Mais quelle est l’ampleur réelle de l’exil fiscal en France ? Selon Laurent Simula, économiste spécialiste des questions d’exil fiscal, les derniers chiffres publics de la direction générale des impôts remontent à 2005. À cette époque, environ 34 000 redevables de l’impôt sur le revenu quittaient la France chaque année, principalement pour le Royaume-Uni, la Suisse, le Luxembourg et les États-Unis.

Il est important de noter que tous ces départs ne sont pas nécessairement motivés par des raisons fiscales. Cependant, la littérature scientifique semble montrer que les ménages les plus riches tiennent effectivement compte des différences de fiscalité dans le choix de leur lieu de résidence.

Le parcours législatif à venir

Bien que l’amendement ait été adopté en commission des Finances, son parcours législatif est loin d’être terminé. La prochaine étape sera le vote de l’ensemble des députés dans l’hémicycle.

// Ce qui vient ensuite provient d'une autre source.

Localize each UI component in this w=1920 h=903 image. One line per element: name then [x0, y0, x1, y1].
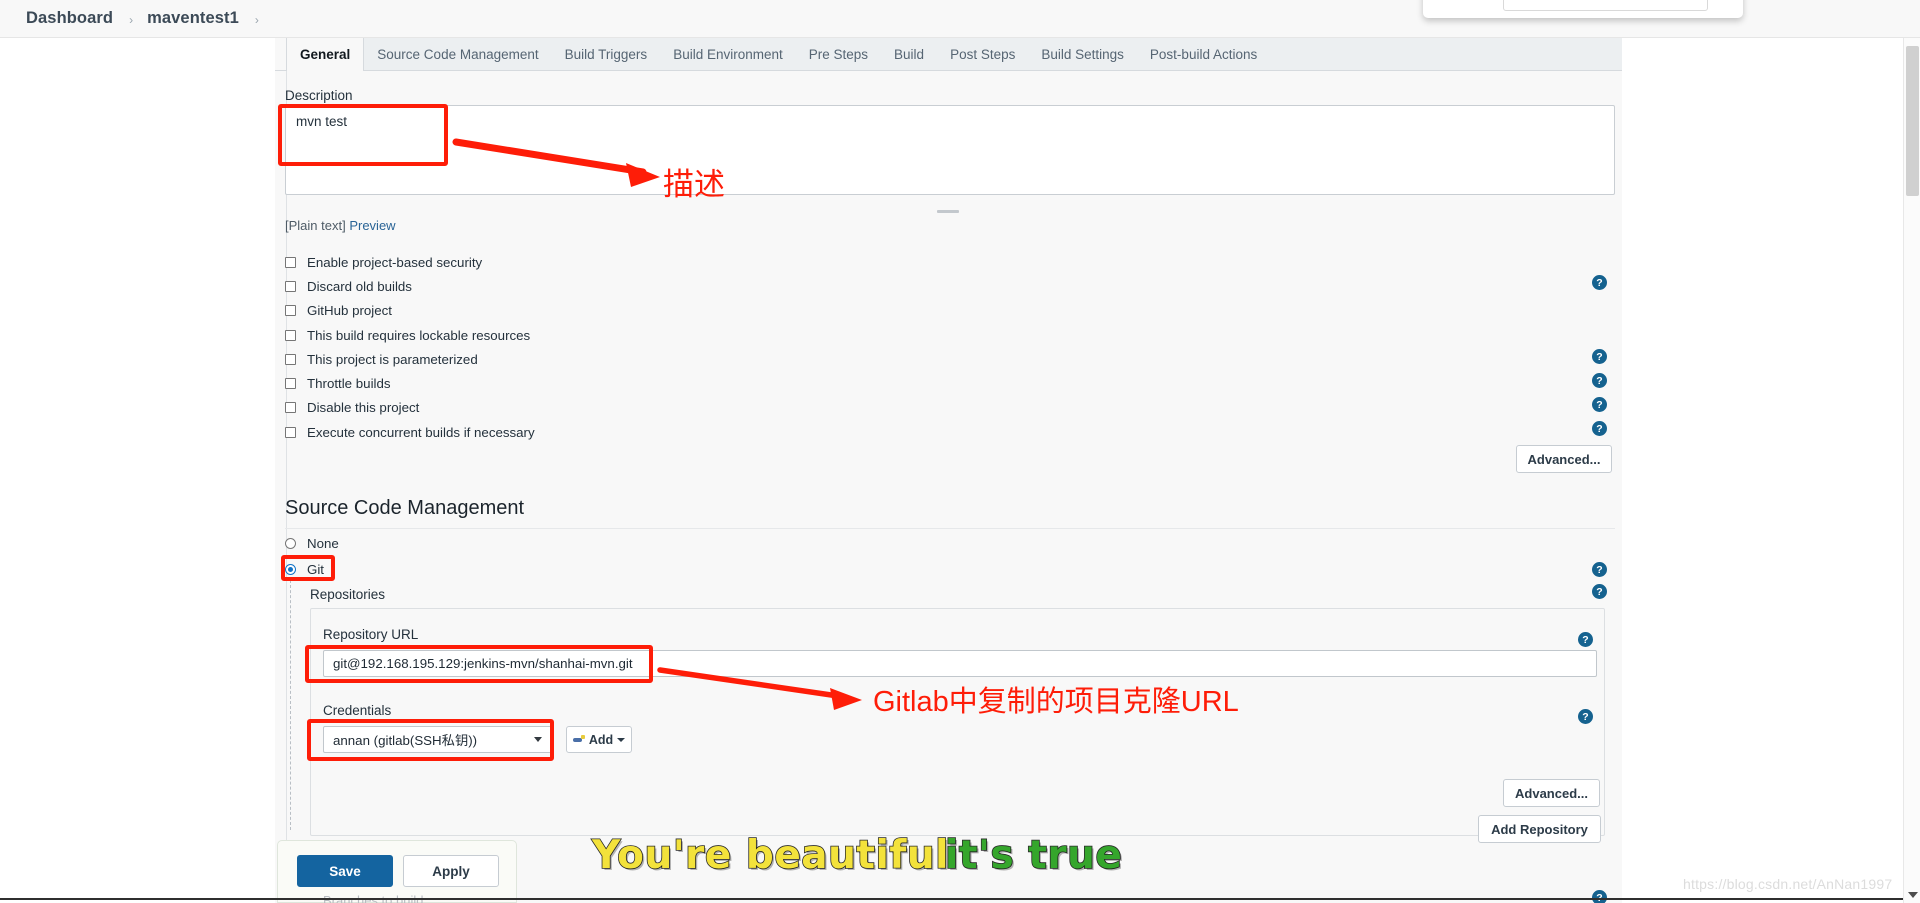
tab-build-triggers[interactable]: Build Triggers — [552, 38, 661, 70]
breadcrumb-item-maventest1[interactable]: maventest1 — [147, 9, 239, 28]
preview-link[interactable]: Preview — [349, 218, 395, 233]
add-repository-button[interactable]: Add Repository — [1478, 815, 1601, 843]
radio-row-none[interactable]: None — [285, 536, 339, 551]
checkbox-label: Throttle builds — [307, 376, 391, 392]
help-icon-discard-old-builds[interactable]: ? — [1592, 275, 1607, 290]
checkbox-icon[interactable] — [285, 426, 296, 438]
watermark-phrase-yellow: You're beautiful — [591, 832, 949, 879]
add-credentials-button[interactable]: Add — [566, 726, 632, 753]
radio-label-git: Git — [307, 562, 324, 577]
help-icon-parameterized[interactable]: ? — [1592, 373, 1607, 388]
tab-post-build-actions[interactable]: Post-build Actions — [1137, 38, 1270, 70]
tab-build-environment[interactable]: Build Environment — [660, 38, 796, 70]
checkbox-row-enable-project-based-security[interactable]: Enable project-based security — [285, 250, 535, 274]
checkbox-row-github-project[interactable]: GitHub project — [285, 299, 535, 323]
help-icon-credentials[interactable]: ? — [1578, 709, 1593, 724]
checkbox-icon[interactable] — [285, 402, 296, 414]
checkbox-label: Discard old builds — [307, 278, 412, 294]
chevron-down-icon — [534, 737, 542, 742]
radio-icon-none[interactable] — [285, 538, 296, 549]
checkbox-label: GitHub project — [307, 303, 392, 319]
plain-text-label: [Plain text] — [285, 218, 346, 233]
key-icon — [572, 735, 586, 744]
credentials-select[interactable]: annan (gitlab(SSH私钥)) — [323, 726, 552, 753]
checkbox-row-throttle-builds[interactable]: Throttle builds — [285, 371, 535, 395]
general-advanced-button[interactable]: Advanced... — [1516, 445, 1612, 473]
checkbox-icon[interactable] — [285, 305, 296, 317]
scm-advanced-button[interactable]: Advanced... — [1503, 779, 1600, 807]
watermark-phrase-green: it's true — [944, 832, 1123, 879]
scrollbar-down-button[interactable] — [1904, 886, 1920, 903]
description-textarea[interactable] — [285, 105, 1615, 195]
help-icon-throttle-builds[interactable]: ? — [1592, 397, 1607, 412]
add-credentials-label: Add — [588, 732, 614, 747]
breadcrumb-separator-icon-2: › — [254, 12, 259, 27]
checkbox-icon[interactable] — [285, 378, 296, 390]
help-icon-scm[interactable]: ? — [1592, 562, 1607, 577]
textarea-resize-grip[interactable] — [937, 210, 959, 213]
description-label: Description — [285, 88, 353, 103]
checkbox-row-disable-this-project[interactable]: Disable this project — [285, 396, 535, 420]
checkbox-label: Execute concurrent builds if necessary — [307, 424, 535, 440]
breadcrumb-item-dashboard[interactable]: Dashboard — [26, 9, 113, 28]
left-side-pane — [0, 38, 275, 903]
checkbox-row-lockable-resources[interactable]: This build requires lockable resources — [285, 323, 535, 347]
jenkins-job-config-page: Dashboard › maventest1 › General Source … — [0, 0, 1920, 903]
repository-url-label: Repository URL — [323, 627, 419, 642]
chevron-down-icon — [617, 737, 626, 742]
radio-label-none: None — [307, 536, 339, 551]
scm-section-heading: Source Code Management — [285, 497, 525, 519]
help-icon-repository-url[interactable]: ? — [1578, 632, 1593, 647]
checkbox-label: Enable project-based security — [307, 254, 483, 270]
right-side-pane — [1623, 38, 1903, 903]
floating-popup-card — [1423, 0, 1743, 18]
chevron-down-icon — [1907, 891, 1918, 898]
checkbox-icon[interactable] — [285, 256, 296, 268]
watermark-blog-url: https://blog.csdn.net/AnNan1997 — [1683, 876, 1893, 892]
radio-icon-git[interactable] — [285, 564, 296, 575]
config-tab-bar: General Source Code Management Build Tri… — [275, 38, 1622, 71]
scm-heading-divider — [285, 528, 1615, 529]
checkbox-icon[interactable] — [285, 353, 296, 365]
checkbox-row-parameterized[interactable]: This project is parameterized — [285, 347, 535, 371]
help-icon-branches[interactable]: ? — [1592, 890, 1607, 903]
tab-build[interactable]: Build — [881, 38, 937, 70]
repositories-label: Repositories — [310, 587, 386, 602]
checkbox-icon[interactable] — [285, 280, 296, 292]
checkbox-row-concurrent-builds[interactable]: Execute concurrent builds if necessary — [285, 420, 535, 444]
scrollbar-thumb[interactable] — [1906, 46, 1919, 196]
radio-row-git[interactable]: Git — [285, 562, 324, 577]
general-options-list: Enable project-based security Discard ol… — [285, 250, 535, 444]
annotation-text-description: 描述 — [663, 167, 725, 202]
window-bottom-edge — [0, 898, 1903, 900]
checkbox-label: This build requires lockable resources — [307, 327, 531, 343]
repository-card — [310, 608, 1605, 836]
checkbox-row-discard-old-builds[interactable]: Discard old builds — [285, 274, 535, 298]
help-icon-lockable-resources[interactable]: ? — [1592, 349, 1607, 364]
credentials-label: Credentials — [323, 703, 392, 718]
annotation-text-repository-url: Gitlab中复制的项目克隆URL — [873, 686, 1239, 718]
apply-button[interactable]: Apply — [403, 855, 499, 887]
repository-url-input[interactable] — [323, 650, 1597, 677]
credentials-selected-value: annan (gitlab(SSH私钥)) — [333, 733, 478, 748]
breadcrumb-separator-icon: › — [129, 12, 134, 27]
page-scrollbar[interactable] — [1903, 0, 1920, 903]
floating-popup-input[interactable] — [1503, 0, 1708, 11]
tab-build-settings[interactable]: Build Settings — [1028, 38, 1137, 70]
save-button[interactable]: Save — [297, 855, 393, 887]
help-icon-concurrent-builds[interactable]: ? — [1592, 421, 1607, 436]
tab-pre-steps[interactable]: Pre Steps — [796, 38, 881, 70]
tab-general[interactable]: General — [286, 38, 365, 71]
checkbox-icon[interactable] — [285, 329, 296, 341]
description-format-row: [Plain text] Preview — [285, 218, 396, 233]
tab-source-code-management[interactable]: Source Code Management — [364, 38, 551, 70]
checkbox-label: Disable this project — [307, 400, 420, 416]
checkbox-label: This project is parameterized — [307, 351, 478, 367]
tab-post-steps[interactable]: Post Steps — [937, 38, 1028, 70]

Eric Coquerel, président de la commission des Finances, a d’ailleurs reconnu que le texte « pouvait être amélioré » et qu’il était ouvert à une nouvelle rédaction avant le vote final.

Cependant, même si l’amendement était adopté par l’Assemblée nationale, le gouvernement pourrait encore le balayer en utilisant l’article 49.3 de la Constitution, comme cela a été le cas pour des amendements similaires lors des deux derniers projets de loi de finances.

Néanmoins, les rapports de force à l’Assemblée nationale ont évolué, avec 126 députés RN et apparentés et 193 députés NFP. Comme le souligne Éric Coquerel, « un 49.3 serait pour [le gouvernement] beaucoup moins indolore » dans cette configuration.